The Dutch housing market looks calmer than a year ago, but small firms still feel the pressure through wages, credit, deposits and cash timing.
A housing index can look distant from daily business. Then it reaches the workshop, the payroll file or the next client conversation. A carpenter waits for a deposit before ordering materials. A broker waits for mortgage acceptance before a file becomes revenue. A small employer hears that a good candidate cannot take the job because living nearby is too expensive. That is where the Dutch housing market becomes business reality.
Dutch housing market pressure starts with cash
CBS and Kadaster reported that existing owner-occupied homes were 4.3 percent more expensive in April 2026 than one year earlier. In March, the annual rise was 5.0 percent. From March to April, prices did not rise. That sounds calmer, and it is. But the index still stood at 154.0, with 2020 as 100. Prices were also 15.8 percent above the previous peak of July 2022. At the same time, Kadaster registered 19,454 transactions in April, almost 3 percent more than one year earlier.

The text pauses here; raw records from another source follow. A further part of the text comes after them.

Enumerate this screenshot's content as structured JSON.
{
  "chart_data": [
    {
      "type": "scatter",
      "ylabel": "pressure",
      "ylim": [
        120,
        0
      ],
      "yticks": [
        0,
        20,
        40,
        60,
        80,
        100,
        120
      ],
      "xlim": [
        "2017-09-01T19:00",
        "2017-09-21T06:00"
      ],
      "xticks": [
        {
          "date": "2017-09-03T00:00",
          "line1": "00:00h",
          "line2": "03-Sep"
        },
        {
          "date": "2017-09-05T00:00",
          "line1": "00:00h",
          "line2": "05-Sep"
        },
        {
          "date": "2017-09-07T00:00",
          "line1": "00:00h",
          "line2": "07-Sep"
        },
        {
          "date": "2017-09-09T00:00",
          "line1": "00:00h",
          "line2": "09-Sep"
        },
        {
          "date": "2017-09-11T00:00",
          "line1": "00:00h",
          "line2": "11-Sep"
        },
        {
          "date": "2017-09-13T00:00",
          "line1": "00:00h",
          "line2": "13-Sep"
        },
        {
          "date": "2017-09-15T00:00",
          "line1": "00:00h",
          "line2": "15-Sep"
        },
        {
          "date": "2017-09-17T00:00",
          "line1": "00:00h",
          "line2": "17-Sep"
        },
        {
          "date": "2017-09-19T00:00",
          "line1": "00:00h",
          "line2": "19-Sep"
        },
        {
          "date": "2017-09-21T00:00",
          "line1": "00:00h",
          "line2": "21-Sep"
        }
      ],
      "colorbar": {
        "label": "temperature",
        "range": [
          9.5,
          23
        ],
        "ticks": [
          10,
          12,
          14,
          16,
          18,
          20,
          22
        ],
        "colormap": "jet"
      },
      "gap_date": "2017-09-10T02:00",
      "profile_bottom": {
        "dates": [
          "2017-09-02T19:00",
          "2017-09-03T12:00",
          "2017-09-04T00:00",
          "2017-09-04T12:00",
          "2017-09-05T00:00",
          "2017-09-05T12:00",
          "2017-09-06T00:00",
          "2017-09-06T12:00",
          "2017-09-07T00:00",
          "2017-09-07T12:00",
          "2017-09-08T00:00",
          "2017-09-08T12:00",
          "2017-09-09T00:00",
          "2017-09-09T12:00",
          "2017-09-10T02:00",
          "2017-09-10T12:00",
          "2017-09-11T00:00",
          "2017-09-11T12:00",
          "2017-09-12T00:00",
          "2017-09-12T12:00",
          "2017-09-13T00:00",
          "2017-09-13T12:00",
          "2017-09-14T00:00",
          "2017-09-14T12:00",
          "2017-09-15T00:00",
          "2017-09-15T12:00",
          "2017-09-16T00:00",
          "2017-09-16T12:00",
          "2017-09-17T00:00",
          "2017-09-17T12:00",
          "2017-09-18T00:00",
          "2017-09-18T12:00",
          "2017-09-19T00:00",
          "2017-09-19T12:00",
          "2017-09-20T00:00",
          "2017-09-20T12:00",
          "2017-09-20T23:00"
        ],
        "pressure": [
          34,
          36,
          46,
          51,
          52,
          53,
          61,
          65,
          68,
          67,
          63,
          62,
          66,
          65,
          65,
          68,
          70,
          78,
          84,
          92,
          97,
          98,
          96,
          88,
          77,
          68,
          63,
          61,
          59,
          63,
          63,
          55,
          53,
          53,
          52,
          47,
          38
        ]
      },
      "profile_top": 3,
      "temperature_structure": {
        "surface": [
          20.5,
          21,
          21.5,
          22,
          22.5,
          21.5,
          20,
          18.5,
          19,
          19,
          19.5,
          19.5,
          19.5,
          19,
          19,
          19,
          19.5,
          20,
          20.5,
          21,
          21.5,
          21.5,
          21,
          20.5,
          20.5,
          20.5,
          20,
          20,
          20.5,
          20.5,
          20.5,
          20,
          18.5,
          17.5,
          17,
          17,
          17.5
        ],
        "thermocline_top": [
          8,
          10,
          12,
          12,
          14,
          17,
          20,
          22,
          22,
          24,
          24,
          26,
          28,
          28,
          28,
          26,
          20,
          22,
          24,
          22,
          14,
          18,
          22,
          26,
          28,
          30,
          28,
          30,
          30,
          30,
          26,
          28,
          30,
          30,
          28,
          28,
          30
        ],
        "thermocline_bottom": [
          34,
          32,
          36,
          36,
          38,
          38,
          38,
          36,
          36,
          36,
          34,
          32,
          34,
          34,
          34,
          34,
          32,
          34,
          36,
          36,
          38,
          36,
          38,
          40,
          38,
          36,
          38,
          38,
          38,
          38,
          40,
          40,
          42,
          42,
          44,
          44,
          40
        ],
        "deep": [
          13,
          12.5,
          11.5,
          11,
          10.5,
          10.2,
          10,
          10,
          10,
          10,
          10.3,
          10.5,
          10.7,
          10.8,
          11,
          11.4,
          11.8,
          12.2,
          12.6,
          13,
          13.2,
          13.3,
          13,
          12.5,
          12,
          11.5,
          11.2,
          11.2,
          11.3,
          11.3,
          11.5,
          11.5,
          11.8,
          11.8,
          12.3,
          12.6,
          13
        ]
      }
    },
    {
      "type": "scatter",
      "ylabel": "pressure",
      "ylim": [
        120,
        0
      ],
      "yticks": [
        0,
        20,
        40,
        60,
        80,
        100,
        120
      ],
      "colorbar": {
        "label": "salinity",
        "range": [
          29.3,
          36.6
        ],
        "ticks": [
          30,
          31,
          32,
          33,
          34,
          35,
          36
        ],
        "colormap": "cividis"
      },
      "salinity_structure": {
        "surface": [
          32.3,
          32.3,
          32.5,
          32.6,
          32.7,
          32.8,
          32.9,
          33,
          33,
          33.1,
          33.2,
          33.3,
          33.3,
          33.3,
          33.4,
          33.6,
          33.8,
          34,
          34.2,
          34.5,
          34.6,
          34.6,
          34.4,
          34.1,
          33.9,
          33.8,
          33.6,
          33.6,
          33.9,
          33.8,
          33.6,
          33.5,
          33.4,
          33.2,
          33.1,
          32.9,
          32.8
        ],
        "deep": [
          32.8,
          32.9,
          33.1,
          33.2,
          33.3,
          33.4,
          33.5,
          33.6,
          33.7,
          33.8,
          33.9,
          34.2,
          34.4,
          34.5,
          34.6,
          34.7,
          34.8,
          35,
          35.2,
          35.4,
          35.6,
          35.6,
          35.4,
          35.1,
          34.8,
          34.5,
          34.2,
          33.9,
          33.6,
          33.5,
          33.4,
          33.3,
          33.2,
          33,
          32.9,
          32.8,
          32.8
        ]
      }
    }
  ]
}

I read this as a market that has cooled at the margin, not a market that has become easy. Consider a small renovation firm. A couple buys an existing home and calls immediately about a kitchen, insulation work and a bathroom. The purchase price is high, the mortgage file is tight, and bank approval takes longer than expected. They ask the contractor to hold the quote for three months, start quickly, and accept payment after completion. On paper, the housing market has produced demand. In the ledger, the contractor has labour planning, material prices, pre-financing and payment risk. That is the difference between activity and cash quality.
Credit still sets the limit
The credit side explains why the distinction matters. DNB and AFM stated in March that loosening mortgage lending standards would be undesirable. Their monitor reported that house prices had risen 21 percent since mid-2023 while incomes rose 14 percent. They also reported that in 2025 nearly 75 percent of housing transactions involved bids above the asking price. Starters used on average 92 percent of their maximum loan-to-income capacity.
For a small business serving homebuyers, a willing client can still be a fragile planning unit. The work may be real, but approval, deposits, extra work and final payment all need close attention. The contract, invoice and ledger must point to the same economic route. If they do not, a good order can become a cash problem.
Local exposure is the real file
The national figure also hides too much for practical use. In the first quarter of 2026, existing owner-occupied homes were 5.2 percent more expensive than a year earlier. Drenthe rose 8.2 percent and Noord-Holland 3.3 percent. The four largest cities were below the national average, with Amsterdam at 1.9 percent. Detached homes rose 7.1 percent, while apartments rose 4.0 percent. A firm serving apartments in Amsterdam is not looking at the same market as a firm serving detached homes in the north or east.
Supply keeps pressure in place. CBS reported that 69,000 newbuild homes were completed in 2025, while the government aims for 100,000 new homes per year and wants two thirds of newbuild to be affordable. The 2026 maximum price for an affordable owner-occupied home is EUR 420,000, below the April average transaction price of EUR 486,101 for existing homes. That average is not quality-adjusted, so it is not the right measure for price development. It is still a useful cash signal, because it shows the scale of money moving through household decisions.
The shape of supply is changing as well. CBS reported that almost 40,000 of the 69,000 completed newbuild homes in 2025 were apartments or upper and lower-floor dwellings. The average size of newbuild homes declined from 118 square metres in 2021 to 99 square metres on 1 January 2026. That matters for more than developers. It changes storage needs, furniture sizes, delivery patterns, installation work, maintenance, insurance questions and the way local shops read demand. Those records also need to reconcile across VAT, income tax and company accounts.
What small firms should separate
Housing pressure also enters the labour file. CBS reported that CAO wages including special payments were 4.5 percent higher in the first quarter of 2026 than a year earlier. In construction, the rise was 7.2 percent. In rental and real estate activities, it was 8.1 percent. Wage growth can support borrowing capacity, but it also raises the cost base of the firms that serve the housing chain. At the same time, CBS reported consumer confidence at -46 in May, with willingness to buy at -28. The housing transaction market can be active while broader household confidence remains weak. That is not a contradiction. It is selective demand.
My practical reading is simple. Keep three numbers apart: the price index, the average transaction price and your own realised margin. Keep private housing equity apart from business liquidity. A higher home value can help a collateral conversation, but it does not pay suppliers, wages or tax reserves. If a sales pipeline depends on home transfers, newbuild delivery or mortgage approvals, it deserves its own timing check.
A cooler Dutch housing market gives small firms a little more time to think. It does not remove scarcity, regional divergence or credit sensitivity. The calm response is not to retreat from the market. It is to read the client, the home type, the financing route, the cash date and the margin together. That is where the housing statistic becomes useful.